Too much work for oatmeal, so coffee and doughnut it is. Neither one tastes like anything. Fuel for the body and brain is all.

And then it's off five blocks north. A weatherbeaten, white sign made dingy grey by the last winter and neglect, informs me that this is Main Street Used Bookstore. So much for originality. Maybe I'll have to change the name.

My key thankfully works, though the lock is a bit stubborn before yielding. When I step inside, I'm enveloped in that smell of must and dust so common to old books. I'm not surprised to see hand-written signs in an array of colored marker designating sections. Industry standard in a business that has profit margins more slender than a heroin addict. Why am I doing this again?

The warped wood floors creak with every step as I wander around aimlessly. There's probably asbestos waiting to kill me. Oh well. I'm staring at a pile of World War 2 books that are haphazardly stacked on the floor due to bursting shelves when the bell tinkles overhead with someone opening the door.

It's a tiny woman with electric socket shocked white hair and a face writ with wrinkles.

"Hello! You must be the new owner! I'm Matilda Swan, though you can call me Mattie. Are you open yet?"

"Um, I guess?" No sense in turning down a potential customer.

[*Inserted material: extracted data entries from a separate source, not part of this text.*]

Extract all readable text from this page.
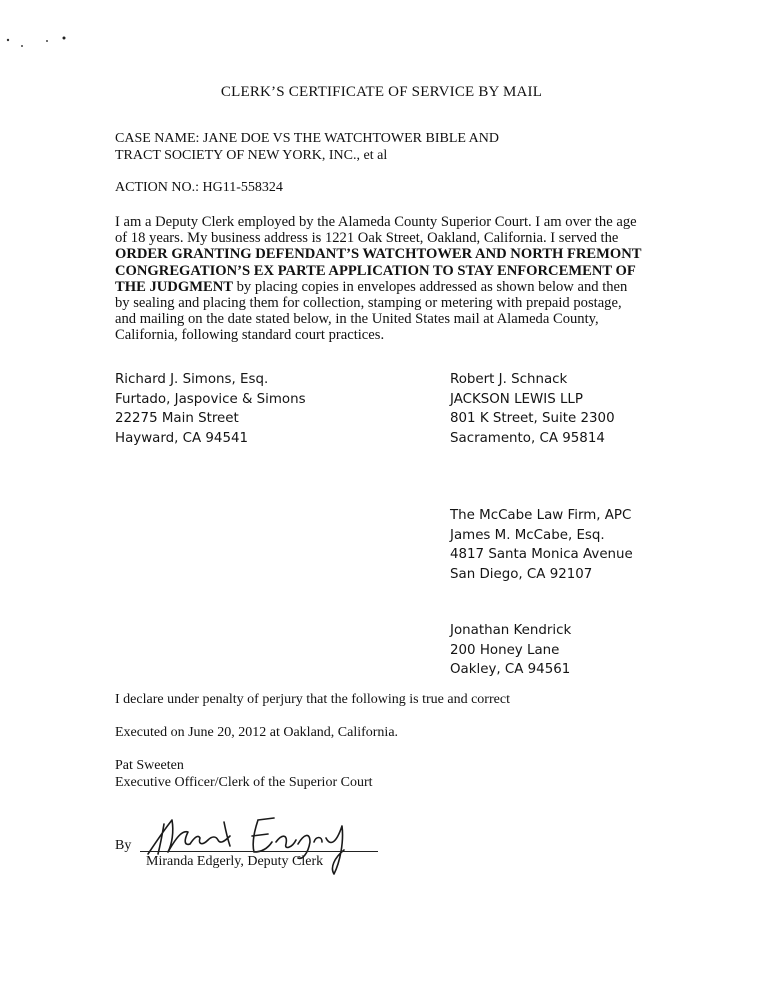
CLERK’S CERTIFICATE OF SERVICE BY MAIL
CASE NAME: JANE DOE VS THE WATCHTOWER BIBLE AND
TRACT SOCIETY OF NEW YORK, INC., et al
ACTION NO.: HG11-558324
I am a Deputy Clerk employed by the Alameda County Superior Court. I am over the age of 18 years. My business address is 1221 Oak Street, Oakland, California. I served the ORDER GRANTING DEFENDANT’S WATCHTOWER AND NORTH FREMONT CONGREGATION’S EX PARTE APPLICATION TO STAY ENFORCEMENT OF THE JUDGMENT by placing copies in envelopes addressed as shown below and then by sealing and placing them for collection, stamping or metering with prepaid postage, and mailing on the date stated below, in the United States mail at Alameda County, California, following standard court practices.
Richard J. Simons, Esq.
Furtado, Jaspovice & Simons
22275 Main Street
Hayward, CA 94541
Robert J. Schnack
JACKSON LEWIS LLP
801 K Street, Suite 2300
Sacramento, CA 95814
The McCabe Law Firm, APC
James M. McCabe, Esq.
4817 Santa Monica Avenue
San Diego, CA 92107
Jonathan Kendrick
200 Honey Lane
Oakley, CA 94561
I declare under penalty of perjury that the following is true and correct
Executed on June 20, 2012 at Oakland, California.
Pat Sweeten
Executive Officer/Clerk of the Superior Court
By
Miranda Edgerly, Deputy Clerk
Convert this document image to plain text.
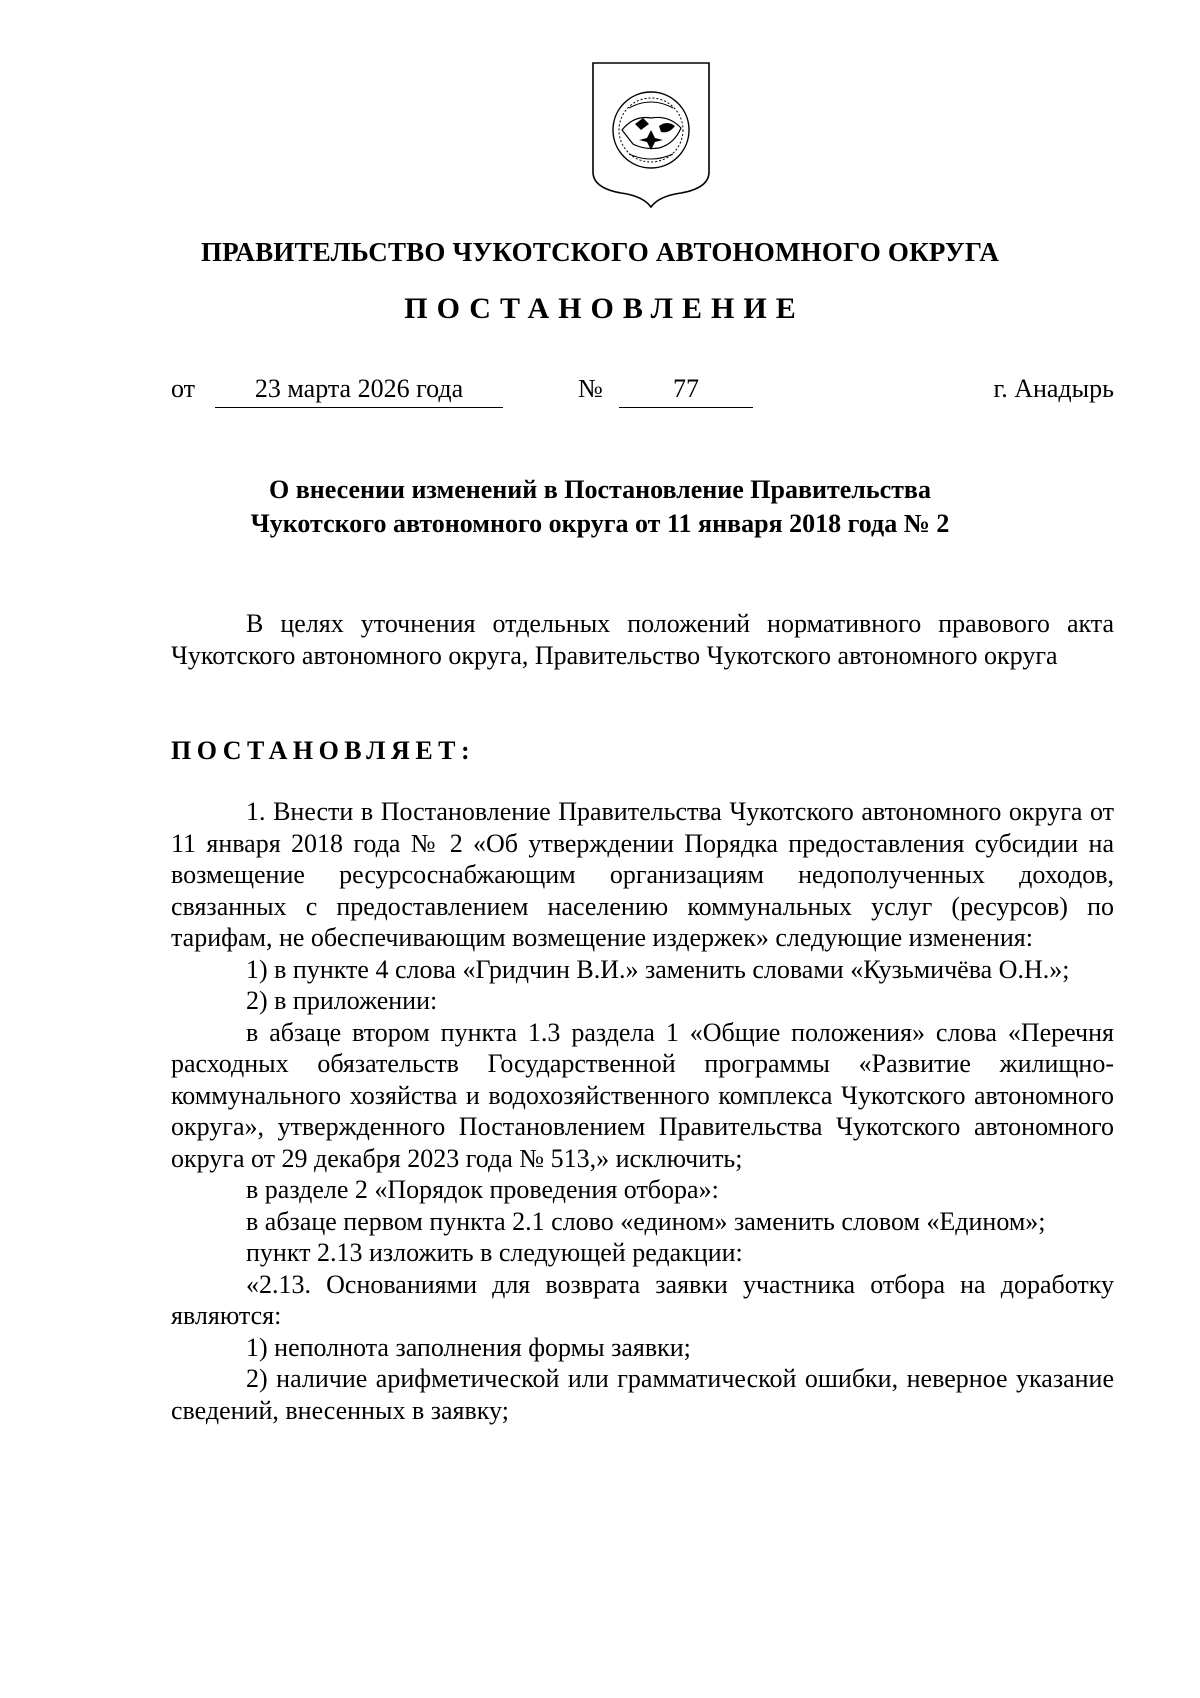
ПРАВИТЕЛЬСТВО ЧУКОТСКОГО АВТОНОМНОГО ОКРУГА
ПОСТАНОВЛЕНИЕ
от	23 марта 2026 года	№	77	г. Анадырь
О внесении изменений в Постановление Правительства
Чукотского автономного округа от 11 января 2018 года № 2

В целях уточнения отдельных положений нормативного правового акта Чукотского автономного округа, Правительство Чукотского автономного округа

ПОСТАНОВЛЯЕТ:

1. Внести в Постановление Правительства Чукотского автономного округа от 11 января 2018 года № 2 «Об утверждении Порядка предоставления субсидии на возмещение ресурсоснабжающим организациям недополученных доходов, связанных с предоставлением населению коммунальных услуг (ресурсов) по тарифам, не обеспечивающим возмещение издержек» следующие изменения:

1) в пункте 4 слова «Гридчин В.И.» заменить словами «Кузьмичёва О.Н.»;

2) в приложении:

в абзаце втором пункта 1.3 раздела 1 «Общие положения» слова «Перечня расходных обязательств Государственной программы «Развитие жилищно-коммунального хозяйства и водохозяйственного комплекса Чукотского автономного округа», утвержденного Постановлением Правительства Чукотского автономного округа от 29 декабря 2023 года № 513,» исключить;

в разделе 2 «Порядок проведения отбора»:

в абзаце первом пункта 2.1 слово «едином» заменить словом «Едином»;

пункт 2.13 изложить в следующей редакции:

«2.13. Основаниями для возврата заявки участника отбора на доработку являются:

1) неполнота заполнения формы заявки;

2) наличие арифметической или грамматической ошибки, неверное указание сведений, внесенных в заявку;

"Wonderful!" She moves with surprising speed towards one of the sections, "A girl can't go without her romances, you know. Especially with my poor Harold in the ground 17 years and the unmarried men in this town thinking you're too old for sex. Not true, of course. But maybe that's too much for me to say."

"No, you're good."

Another beaming smile as she rummages through, as I see when I get within the prescribed six feet of her, paperbacks whose spines are mostly tattered as the presumed bodices on the covers.

"I'm so glad you've come to our little town. We've been losing a lot of people, you know. Hard times for everyone. And Jeff was so happy to be free of this place so he could move down to Florida. Disney is the best, he'd always say."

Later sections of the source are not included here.